Saturday, November 18, 2017

Island Like You

"You ride it out on a wave of sound pouring from the cinder-block jukebox of El Building, with stereos blasting salsas from open windows, where men in phosphorescent white T-shirts hang over the sills, tossing piropos down to the girls going somewhere in a hurry, fanning the sidewalk heat with their swinging skirts, crossing single file over the treacherous bridge of a wino’s legs at his daily post. And Cheo, the bodega man, sweeps the steps to his store and tells the doubting woman with hands on her hips that green bananas are hard to get. Everyone knows he skims. Still, Cheo’s is the best place for fresh codfish, plantains, and gossip. At day’s end, you scale the seven flights to an oasis on the roof, high above the city noise, where you can think to the rhythms of your own band.

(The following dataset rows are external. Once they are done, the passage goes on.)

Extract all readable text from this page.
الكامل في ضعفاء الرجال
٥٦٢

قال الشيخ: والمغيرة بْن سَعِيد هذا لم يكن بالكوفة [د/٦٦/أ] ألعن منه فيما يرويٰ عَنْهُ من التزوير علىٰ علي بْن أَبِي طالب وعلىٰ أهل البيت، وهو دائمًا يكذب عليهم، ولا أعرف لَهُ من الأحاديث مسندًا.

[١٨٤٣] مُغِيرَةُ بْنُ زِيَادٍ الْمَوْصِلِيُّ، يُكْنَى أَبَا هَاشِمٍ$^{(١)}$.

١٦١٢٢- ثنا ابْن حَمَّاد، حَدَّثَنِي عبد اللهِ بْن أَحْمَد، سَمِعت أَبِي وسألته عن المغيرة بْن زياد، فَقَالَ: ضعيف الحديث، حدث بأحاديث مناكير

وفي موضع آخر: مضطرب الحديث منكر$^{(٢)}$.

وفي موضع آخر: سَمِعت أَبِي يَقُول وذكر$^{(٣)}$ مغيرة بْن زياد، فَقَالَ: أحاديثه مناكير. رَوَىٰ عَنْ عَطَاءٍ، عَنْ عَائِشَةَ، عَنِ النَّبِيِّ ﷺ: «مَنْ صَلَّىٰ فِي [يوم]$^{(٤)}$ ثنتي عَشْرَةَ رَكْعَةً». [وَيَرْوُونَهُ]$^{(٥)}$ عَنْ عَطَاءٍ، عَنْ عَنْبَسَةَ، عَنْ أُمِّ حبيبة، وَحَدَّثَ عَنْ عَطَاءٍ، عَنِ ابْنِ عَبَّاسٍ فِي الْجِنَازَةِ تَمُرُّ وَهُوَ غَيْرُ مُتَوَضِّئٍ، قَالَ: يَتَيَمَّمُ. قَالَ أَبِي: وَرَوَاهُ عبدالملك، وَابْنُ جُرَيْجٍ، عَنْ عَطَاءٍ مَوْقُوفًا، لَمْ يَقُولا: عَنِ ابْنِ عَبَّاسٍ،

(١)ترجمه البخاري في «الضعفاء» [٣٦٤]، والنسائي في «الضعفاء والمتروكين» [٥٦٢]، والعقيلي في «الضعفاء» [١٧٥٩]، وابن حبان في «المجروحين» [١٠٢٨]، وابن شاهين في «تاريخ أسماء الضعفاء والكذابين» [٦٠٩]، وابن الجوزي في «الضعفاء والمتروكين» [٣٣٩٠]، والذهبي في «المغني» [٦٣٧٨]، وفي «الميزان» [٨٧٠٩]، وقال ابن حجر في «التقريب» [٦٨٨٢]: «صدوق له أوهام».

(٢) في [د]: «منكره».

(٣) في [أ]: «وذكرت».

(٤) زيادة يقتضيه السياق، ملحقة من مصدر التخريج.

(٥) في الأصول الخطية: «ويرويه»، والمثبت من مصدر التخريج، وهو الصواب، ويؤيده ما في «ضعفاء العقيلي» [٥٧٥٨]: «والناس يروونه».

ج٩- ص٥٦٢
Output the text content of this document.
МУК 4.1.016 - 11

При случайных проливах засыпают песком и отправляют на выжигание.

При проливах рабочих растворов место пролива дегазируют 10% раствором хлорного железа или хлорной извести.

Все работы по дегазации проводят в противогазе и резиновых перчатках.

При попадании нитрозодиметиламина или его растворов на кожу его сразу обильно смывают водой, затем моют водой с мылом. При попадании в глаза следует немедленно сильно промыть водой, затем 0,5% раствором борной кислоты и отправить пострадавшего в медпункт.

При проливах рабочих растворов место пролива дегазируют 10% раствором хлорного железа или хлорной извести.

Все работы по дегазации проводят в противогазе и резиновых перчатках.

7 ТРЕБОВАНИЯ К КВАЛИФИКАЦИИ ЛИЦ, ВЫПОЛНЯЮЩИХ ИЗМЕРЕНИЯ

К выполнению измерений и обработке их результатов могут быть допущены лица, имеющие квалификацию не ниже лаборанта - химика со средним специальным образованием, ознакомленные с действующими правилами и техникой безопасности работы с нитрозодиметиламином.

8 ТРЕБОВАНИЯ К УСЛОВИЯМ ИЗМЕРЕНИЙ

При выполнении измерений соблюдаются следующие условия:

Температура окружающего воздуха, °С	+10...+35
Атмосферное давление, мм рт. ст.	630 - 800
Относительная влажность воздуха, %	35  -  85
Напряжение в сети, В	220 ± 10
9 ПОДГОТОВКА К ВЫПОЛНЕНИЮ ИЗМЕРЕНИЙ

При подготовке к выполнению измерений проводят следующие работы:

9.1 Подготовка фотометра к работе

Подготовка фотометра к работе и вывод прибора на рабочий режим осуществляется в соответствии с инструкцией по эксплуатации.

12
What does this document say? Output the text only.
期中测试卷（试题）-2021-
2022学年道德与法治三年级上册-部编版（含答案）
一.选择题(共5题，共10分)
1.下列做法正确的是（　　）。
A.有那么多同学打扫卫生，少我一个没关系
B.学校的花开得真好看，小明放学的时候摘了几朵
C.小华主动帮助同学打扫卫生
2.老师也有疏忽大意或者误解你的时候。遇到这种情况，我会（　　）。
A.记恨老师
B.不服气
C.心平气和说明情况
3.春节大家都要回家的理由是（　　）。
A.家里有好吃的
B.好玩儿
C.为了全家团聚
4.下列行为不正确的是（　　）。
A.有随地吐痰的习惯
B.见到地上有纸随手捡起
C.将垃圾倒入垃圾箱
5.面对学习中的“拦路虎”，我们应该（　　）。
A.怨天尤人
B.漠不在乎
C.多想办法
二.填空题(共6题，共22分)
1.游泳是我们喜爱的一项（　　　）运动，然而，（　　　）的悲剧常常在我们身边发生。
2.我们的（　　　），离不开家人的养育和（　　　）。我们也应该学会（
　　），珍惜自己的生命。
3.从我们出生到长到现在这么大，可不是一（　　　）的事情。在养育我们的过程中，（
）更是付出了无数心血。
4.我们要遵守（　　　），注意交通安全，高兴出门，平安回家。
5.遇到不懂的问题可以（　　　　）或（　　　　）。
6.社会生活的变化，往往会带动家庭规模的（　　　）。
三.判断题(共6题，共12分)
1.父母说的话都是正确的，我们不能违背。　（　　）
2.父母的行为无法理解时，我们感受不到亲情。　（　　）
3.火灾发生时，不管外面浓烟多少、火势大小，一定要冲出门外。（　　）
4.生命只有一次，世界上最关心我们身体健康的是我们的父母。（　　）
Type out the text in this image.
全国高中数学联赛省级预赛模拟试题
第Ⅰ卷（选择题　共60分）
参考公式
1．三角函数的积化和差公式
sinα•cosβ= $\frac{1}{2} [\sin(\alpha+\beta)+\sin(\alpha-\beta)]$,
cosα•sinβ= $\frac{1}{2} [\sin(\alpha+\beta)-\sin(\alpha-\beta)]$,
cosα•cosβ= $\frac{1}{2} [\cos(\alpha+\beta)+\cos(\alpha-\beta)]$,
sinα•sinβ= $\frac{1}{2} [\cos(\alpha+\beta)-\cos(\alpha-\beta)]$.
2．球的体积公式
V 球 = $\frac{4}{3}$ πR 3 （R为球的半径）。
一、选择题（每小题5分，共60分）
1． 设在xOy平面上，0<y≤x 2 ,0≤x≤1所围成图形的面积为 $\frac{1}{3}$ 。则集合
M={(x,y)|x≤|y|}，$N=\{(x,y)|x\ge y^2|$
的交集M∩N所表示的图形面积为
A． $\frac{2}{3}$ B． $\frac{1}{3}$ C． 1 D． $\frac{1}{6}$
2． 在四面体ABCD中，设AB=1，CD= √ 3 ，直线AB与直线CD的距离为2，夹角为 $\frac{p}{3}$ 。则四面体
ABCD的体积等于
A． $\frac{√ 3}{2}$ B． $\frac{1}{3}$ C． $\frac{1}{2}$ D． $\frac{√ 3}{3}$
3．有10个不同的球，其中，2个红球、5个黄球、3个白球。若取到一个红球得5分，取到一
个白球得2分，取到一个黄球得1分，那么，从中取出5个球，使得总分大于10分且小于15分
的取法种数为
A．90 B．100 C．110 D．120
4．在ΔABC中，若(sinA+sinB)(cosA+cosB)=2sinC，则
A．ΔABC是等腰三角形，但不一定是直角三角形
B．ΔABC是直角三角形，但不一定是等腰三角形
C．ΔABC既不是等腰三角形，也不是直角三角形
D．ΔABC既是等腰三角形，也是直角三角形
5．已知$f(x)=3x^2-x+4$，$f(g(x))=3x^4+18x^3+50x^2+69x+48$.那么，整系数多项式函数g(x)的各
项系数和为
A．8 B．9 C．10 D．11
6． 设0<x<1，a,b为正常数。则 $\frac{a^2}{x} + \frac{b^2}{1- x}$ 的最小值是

Discordant notes rise with the traffic at five, mellow to a bolero at sundown. Keeping company with the pigeons, you watch the people below, flowing in currents on the street where you live, each one alone in a crowd, each one an island like you."

— Judith Ortiz Cofer (1952 – 2016) was a Puerto Rican American author. Her critically acclaimed and award-winning work spans a range of literary genres including poetry, short stories, autobiography, essays, and young-adult fiction.